John Perdew, a Harvard senior working for SNNC, has discovered that it is common practice for Georgia police to deprive integration workers of liberty without the "due process of law" guaranteed by the Constitution, and to subject them to cruel and unusual punishment prohibited by the Constitution. Young girls are held incommunicado in rooms lacking either ventilation or sanitary facilities; demonstrators are drenched with high pressure fire hoses and then burned with electric cattle prods; SNCC workers are beaten to unconsciousness while being taken to jail to be arraigned on completely imaginary charges. In addition to this crude sort of lawlessness by police, three Southern governors have openly defied both the Constitution and the Federal Government, forcing the President to use Federal troops to restore order.

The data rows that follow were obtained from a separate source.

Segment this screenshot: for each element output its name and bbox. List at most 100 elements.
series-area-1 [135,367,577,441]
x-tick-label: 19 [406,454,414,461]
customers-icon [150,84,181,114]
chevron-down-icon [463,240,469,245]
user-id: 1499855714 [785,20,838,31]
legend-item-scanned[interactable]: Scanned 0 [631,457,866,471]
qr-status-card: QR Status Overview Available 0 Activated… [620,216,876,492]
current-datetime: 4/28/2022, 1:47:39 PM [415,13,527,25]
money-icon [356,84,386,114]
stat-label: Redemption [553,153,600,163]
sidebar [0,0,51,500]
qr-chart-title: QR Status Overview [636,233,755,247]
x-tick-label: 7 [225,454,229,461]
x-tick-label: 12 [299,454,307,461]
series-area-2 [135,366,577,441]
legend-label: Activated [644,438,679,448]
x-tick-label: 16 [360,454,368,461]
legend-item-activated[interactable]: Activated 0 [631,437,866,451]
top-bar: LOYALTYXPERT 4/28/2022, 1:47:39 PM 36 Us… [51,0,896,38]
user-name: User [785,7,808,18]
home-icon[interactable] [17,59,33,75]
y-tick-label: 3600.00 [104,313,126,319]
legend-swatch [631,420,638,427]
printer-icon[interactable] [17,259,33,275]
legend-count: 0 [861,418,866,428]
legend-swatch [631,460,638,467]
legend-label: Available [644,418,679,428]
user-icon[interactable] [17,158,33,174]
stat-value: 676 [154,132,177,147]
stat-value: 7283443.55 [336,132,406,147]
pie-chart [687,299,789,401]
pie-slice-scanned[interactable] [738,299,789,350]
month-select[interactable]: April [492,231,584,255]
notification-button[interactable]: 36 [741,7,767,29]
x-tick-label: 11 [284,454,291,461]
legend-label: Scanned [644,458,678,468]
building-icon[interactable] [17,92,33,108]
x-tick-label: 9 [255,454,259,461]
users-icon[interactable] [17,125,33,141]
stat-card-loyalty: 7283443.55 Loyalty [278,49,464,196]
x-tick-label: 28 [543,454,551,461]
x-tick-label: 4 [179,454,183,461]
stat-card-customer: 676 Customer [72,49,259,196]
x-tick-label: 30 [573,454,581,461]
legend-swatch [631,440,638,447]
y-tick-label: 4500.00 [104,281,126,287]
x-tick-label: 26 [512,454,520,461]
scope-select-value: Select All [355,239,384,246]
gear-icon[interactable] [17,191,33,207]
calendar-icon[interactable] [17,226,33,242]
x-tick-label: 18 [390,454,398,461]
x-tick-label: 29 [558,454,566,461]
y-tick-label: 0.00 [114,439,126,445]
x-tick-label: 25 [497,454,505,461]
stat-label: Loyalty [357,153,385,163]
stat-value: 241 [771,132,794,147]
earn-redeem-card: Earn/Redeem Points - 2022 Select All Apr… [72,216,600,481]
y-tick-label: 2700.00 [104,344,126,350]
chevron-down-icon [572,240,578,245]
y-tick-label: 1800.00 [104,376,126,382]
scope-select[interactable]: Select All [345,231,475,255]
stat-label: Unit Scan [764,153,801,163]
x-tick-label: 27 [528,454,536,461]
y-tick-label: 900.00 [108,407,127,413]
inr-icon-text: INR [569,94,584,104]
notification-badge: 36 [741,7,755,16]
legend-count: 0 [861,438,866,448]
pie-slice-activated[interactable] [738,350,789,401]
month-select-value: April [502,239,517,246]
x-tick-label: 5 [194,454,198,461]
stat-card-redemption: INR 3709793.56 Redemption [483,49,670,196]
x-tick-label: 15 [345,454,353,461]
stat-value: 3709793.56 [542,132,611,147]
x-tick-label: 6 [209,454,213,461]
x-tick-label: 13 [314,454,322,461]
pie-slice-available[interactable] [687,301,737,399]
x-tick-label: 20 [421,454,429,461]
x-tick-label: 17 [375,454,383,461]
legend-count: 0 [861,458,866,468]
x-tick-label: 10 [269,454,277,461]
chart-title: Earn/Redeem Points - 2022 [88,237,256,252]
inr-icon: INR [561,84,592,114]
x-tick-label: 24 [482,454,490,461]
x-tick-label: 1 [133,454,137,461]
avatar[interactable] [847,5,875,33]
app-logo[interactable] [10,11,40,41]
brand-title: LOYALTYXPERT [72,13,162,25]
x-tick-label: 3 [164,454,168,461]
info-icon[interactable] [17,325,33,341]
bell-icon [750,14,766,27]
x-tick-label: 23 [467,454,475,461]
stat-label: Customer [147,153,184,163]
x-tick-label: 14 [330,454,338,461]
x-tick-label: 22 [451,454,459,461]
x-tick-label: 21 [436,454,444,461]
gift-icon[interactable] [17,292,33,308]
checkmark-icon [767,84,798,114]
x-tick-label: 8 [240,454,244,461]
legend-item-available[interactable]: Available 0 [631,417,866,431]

Against his disgraceful background of contempt for the moral and legal foundations of this democracy, the offenses of the Albany Movement leaders seem trivial technicalities. Yet it is they whom the Government has decided to pursue; the nearly countless instances of police brutality have not attracted the Attorney General's attention. They are not, apparently, "matters of serious Federal legal concern." Governors Wallace and Barnett remain firmly in office despite flagrant contempt of the Federal courts.
These indictments will and must raise doubts in the minds of the Negroes of Albany and the nation about the Attorney General's determination to secure equal justice for all citizens. This destructive action can only serve to thwart, rather than serve, the cause of justice in the South. It merits the sharpest criticism.